Topic Version1Published09/11/2015
For StandardRESQML v2.0.1

At this step, the asset team must compare both interpretations and decide whether to follow Paul's hypothesis or Peter's. For this example, we'll follow Peter's less optimistic hypothesis.

Software C imports Peter’s structural organization interpretation and all of his individual interpretations/representations with the objective to build a first non-sealed surface framework representation with this set of interpretation and representation data objects.

The first task is to complete Peter's structural organization interpretation. To do this, we need to order the horizon interpretations (by age or apparent depth) and we need the contact relationships between the horizons and faults.

For this example, we define a Rank1 containing only the Horizon 1_Peter interpretation and a Rank2 containing Horizon_1_Peter and Horizon 2_Peter interpretations.

Each of these horizon interpretation is represented by two patches; the fault Interpretation is represented by one patch, and the contact patches are represented by a succession of (x,y,z) nodes (Figure (For more information on patches, see 6.3 Patches .)
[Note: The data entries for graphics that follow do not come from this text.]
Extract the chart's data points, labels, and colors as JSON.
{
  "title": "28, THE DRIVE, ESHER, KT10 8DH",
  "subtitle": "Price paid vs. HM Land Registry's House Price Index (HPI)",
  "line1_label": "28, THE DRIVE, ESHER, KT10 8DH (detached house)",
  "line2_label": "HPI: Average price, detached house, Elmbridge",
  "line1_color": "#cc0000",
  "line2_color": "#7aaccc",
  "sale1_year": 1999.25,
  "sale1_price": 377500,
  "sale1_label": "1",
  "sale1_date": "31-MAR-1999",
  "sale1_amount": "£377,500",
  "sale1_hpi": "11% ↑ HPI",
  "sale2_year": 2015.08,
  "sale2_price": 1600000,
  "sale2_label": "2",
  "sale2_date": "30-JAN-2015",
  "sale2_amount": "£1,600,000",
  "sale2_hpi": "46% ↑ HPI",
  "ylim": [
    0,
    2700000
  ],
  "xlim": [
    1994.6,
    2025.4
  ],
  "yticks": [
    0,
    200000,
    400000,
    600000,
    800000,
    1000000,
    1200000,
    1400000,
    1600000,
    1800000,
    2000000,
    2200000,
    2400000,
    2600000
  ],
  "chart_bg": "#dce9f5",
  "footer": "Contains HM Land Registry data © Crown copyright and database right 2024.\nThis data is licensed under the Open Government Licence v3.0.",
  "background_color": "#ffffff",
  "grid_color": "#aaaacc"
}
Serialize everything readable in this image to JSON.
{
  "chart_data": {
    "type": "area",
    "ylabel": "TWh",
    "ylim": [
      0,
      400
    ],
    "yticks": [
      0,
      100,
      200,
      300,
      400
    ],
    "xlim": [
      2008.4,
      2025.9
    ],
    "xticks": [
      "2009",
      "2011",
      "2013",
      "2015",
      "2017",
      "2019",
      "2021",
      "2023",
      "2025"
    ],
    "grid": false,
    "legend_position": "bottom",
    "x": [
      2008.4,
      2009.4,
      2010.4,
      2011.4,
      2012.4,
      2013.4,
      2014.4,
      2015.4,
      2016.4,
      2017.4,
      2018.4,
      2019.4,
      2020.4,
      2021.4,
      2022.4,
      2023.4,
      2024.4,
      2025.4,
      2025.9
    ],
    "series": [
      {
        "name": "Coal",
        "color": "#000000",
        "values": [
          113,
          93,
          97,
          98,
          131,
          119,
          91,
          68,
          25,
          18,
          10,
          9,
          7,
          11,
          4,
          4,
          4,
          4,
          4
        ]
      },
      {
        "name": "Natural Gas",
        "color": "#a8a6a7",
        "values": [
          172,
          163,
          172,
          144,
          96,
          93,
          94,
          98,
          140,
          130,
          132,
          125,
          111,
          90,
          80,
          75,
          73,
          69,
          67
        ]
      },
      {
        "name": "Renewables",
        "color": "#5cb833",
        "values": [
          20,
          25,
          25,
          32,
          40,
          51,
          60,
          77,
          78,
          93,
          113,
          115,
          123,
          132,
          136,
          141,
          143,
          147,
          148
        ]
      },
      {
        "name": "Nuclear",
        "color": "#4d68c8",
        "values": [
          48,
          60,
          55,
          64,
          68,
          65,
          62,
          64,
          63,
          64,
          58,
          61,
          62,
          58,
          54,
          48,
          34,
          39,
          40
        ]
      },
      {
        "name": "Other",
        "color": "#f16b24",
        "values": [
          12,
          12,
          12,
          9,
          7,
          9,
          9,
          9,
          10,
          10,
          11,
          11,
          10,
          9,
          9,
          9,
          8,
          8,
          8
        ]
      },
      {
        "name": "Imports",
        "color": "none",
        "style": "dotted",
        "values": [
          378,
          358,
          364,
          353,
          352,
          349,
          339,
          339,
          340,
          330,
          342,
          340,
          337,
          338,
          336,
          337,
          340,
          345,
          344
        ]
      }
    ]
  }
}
In fact, very often, no specific representation will be created during this sub-step; Software C will export an EPC_2 containing a consistent working set on which only one representation is chosen for one interpretation and only one interpretation of a feature contributes to building its structural organization interpretation.

This EPC_2 can be used as a starting point by 3D grid builder software to produce a reservoir grid or by a more sophisticated structural modeler to build a sealed surface framework (Software D, in this example).

Figure Structural organization interpretation represented by a non-sealed surface framework.